I can't imagine this algorithm would take over 10 minutes on my
hardware. Can anyone shed some light on what's going on here?

Is there a way to formulate my SQL to get Postgresql to follow
this algorithm?

thanks,
--
-Alfred Perlstein - [bright@wintelcom.net|alfred@freebsd.org]
"I have the heart of a child; I keep it in a jar on my desk."

#2Tom Lane
tgl@sss.pgh.pa.us
In reply to: Alfred Perlstein (#1)
Re: Unable to get acceptable performance from EXCEPT

Alfred Perlstein <bright@wintelcom.net> writes:

=# select ref_id from ref_old except select ref_id from ref_new;
Takes over 10 minutes, probably closer to half an hour.
I've also tried using 'NOT IN ( select ref_id from ref_new )'

Yup. EXCEPT is effectively translated to a NOT IN, if I recall
correctly, and neither IN ( sub-select ) nor NOT IN ( sub-select )
are implemented very efficiently. Basically you get O(N^2) behavior
because the inner select is rescanned for each outer tuple.

We have a TODO list item to try to be smarter about this...

Is there a way to formulate my SQL to get Postgresql to follow
this algorithm [ kind of like a mergejoin ]

No, but you could try

select ref_id from ref_old where not exists
(select ref_id from ref_new where ref_id = ref_old.ref_id);

which would at least be smart enough to consider using an index
on ref_new(ref_id) instead of a sequential scan.

regards, tom lane

#3Alfred Perlstein
bright@wintelcom.net
In reply to: Tom Lane (#2)
Re: Unable to get acceptable performance from EXCEPT

* Tom Lane <tgl@sss.pgh.pa.us> [000510 16:22] wrote:

Alfred Perlstein <bright@wintelcom.net> writes:

=# select ref_id from ref_old except select ref_id from ref_new;
Takes over 10 minutes, probably closer to half an hour.
I've also tried using 'NOT IN ( select ref_id from ref_new )'

Yup. EXCEPT is effectively translated to a NOT IN, if I recall
correctly, and neither IN ( sub-select ) nor NOT IN ( sub-select )
are implemented very efficiently. Basically you get O(N^2) behavior
because the inner select is rescanned for each outer tuple.

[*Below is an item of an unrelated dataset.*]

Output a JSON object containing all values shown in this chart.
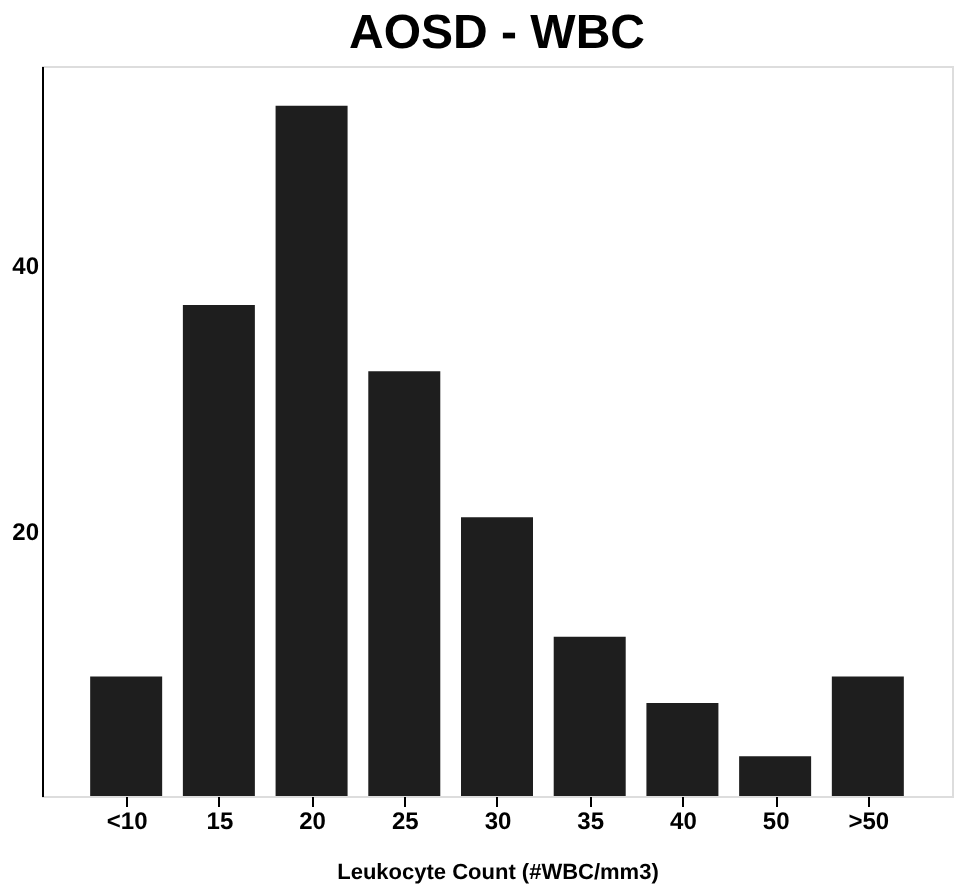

We have a TODO list item to try to be smarter about this...

Is there a way to formulate my SQL to get Postgresql to follow
this algorithm [ kind of like a mergejoin ]

No, but you could try

select ref_id from ref_old where not exists
(select ref_id from ref_new where ref_id = ref_old.ref_id);

which would at least be smart enough to consider using an index
on ref_new(ref_id) instead of a sequential scan.

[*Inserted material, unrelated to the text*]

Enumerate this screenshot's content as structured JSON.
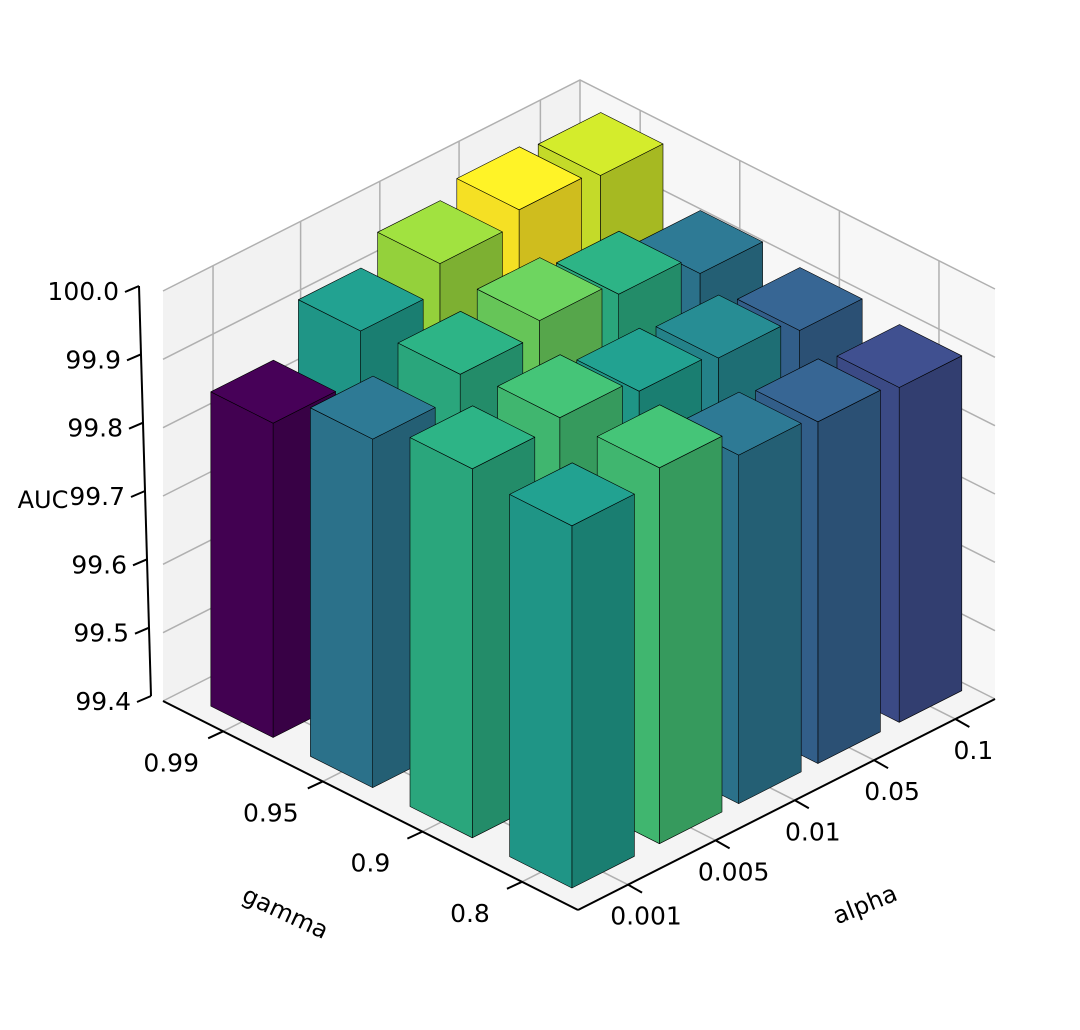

Which cuts the query time down to less than a second!

thanks!

Ready for the evil magic?

select
distinct(o.ref_id)
from
ref_link o
where
o.stat_date < '2000-04-26 12:12:41-07'
AND not exists
(
select
n.ref_id
from
ref_link n
where
n.stat_date >= '2000-04-26 12:12:41-07'
AND n.ref_id = o.ref_id
)
;

Thanks a ton.

--
-Alfred Perlstein - [bright@wintelcom.net|alfred@freebsd.org]
"I have the heart of a child; I keep it in a jar on my desk."